All joking (and wishful thinking) aside, there are a lot of markup languages to choose from. The most popular ones are probably Markdown, Textile, Texy (I refuse to put the exclamation point there), and Wikitext. However, those options might be a tad too limited for your taste or they simply may not meet your requirements.
On the XML side there is an infinite amount of options since you can create your own schema there. You can use as many elements and attributes as you need. And if you ever need some new kind of structure you can just create it. You can also use standardized schemata such as DocBook.
In most content management systems the XSL transformation and XML validation introduces an additional step in the pre-templating phase. In Drupal this can be done during the filtering step. Unsurprisingly the XML Content module does just that. If server-sided caching is enabled this additional transformation step will be virtually free. With that extra step in place the pipeline looks like this:
With my own schema in place and some automation the markup for the eye-catcher (compare with the markup above) could look like this:
<eyecatcher src="content_presentation.svgz" alt="Illustration of interchangeable presentation" desc="Interchangeable presentation"/>
The generated markup, however, could look the same. But it could also look completely different if it's desired. Since the original graphic is an SVG, a clickable thumbnail can be created in any size. Right now I use a width of 180 pixels and a maximum height of 180 pixels and the drop shadows ramp these values up to 192 pixels.

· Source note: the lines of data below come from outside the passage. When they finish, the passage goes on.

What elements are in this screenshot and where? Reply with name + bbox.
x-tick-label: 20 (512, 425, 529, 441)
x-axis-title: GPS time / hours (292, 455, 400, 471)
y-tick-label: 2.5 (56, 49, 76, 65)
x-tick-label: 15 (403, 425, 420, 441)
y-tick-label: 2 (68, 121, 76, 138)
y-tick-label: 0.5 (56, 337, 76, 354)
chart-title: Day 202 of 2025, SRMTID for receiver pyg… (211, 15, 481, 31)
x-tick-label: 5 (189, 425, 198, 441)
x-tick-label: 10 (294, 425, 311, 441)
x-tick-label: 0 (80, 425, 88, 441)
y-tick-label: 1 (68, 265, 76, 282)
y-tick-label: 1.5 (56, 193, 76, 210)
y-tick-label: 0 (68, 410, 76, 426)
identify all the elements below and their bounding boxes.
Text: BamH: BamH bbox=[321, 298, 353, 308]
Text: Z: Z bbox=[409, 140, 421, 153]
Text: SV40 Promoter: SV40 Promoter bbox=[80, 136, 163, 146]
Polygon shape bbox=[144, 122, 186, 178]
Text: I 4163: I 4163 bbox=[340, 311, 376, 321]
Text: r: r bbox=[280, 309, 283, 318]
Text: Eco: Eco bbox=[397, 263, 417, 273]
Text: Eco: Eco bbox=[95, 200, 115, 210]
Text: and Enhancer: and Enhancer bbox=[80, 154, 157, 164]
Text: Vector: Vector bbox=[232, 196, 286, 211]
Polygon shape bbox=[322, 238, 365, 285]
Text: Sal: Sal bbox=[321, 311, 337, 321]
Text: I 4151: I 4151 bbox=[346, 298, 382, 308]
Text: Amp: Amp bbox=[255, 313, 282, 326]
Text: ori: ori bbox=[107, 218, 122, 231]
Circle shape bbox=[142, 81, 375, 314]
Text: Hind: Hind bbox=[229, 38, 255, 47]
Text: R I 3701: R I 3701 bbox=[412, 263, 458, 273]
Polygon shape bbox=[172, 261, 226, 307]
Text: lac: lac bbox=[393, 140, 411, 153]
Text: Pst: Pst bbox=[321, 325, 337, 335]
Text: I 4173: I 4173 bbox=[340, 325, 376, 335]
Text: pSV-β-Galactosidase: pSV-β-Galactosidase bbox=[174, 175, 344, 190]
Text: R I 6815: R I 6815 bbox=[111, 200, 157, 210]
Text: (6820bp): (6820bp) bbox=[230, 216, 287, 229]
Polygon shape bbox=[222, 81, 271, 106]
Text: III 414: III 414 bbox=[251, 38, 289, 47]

Apparently it would be really handy if the rendering, additional effects, and post processing were fully automated. This would allow me for example to change the dimensions later on or to use different effects (e.g. a magnifying glass icon overlay). It would also allow me to get rid of that bitmap altogether as soon as it isn't required anymore.
In retrospect it's somewhat funny that it took me that long to realize that virtually everyone (me included) creates non-portable content and that it's actually rather easy to circumvent this issue. A few years ago when I first read about XSLT in the context of web applications I didn't see the point. One could just use XTHML all the way, right?
Well, now I can see that the path from the most accurate representation to some representation (e.g. XHTML 1.1) is a one way route. It won't be possible to utilize more meaningful structures once they are introduced if you were restricted to a specific set (which didn't cover your requirements completely) at the point of creation.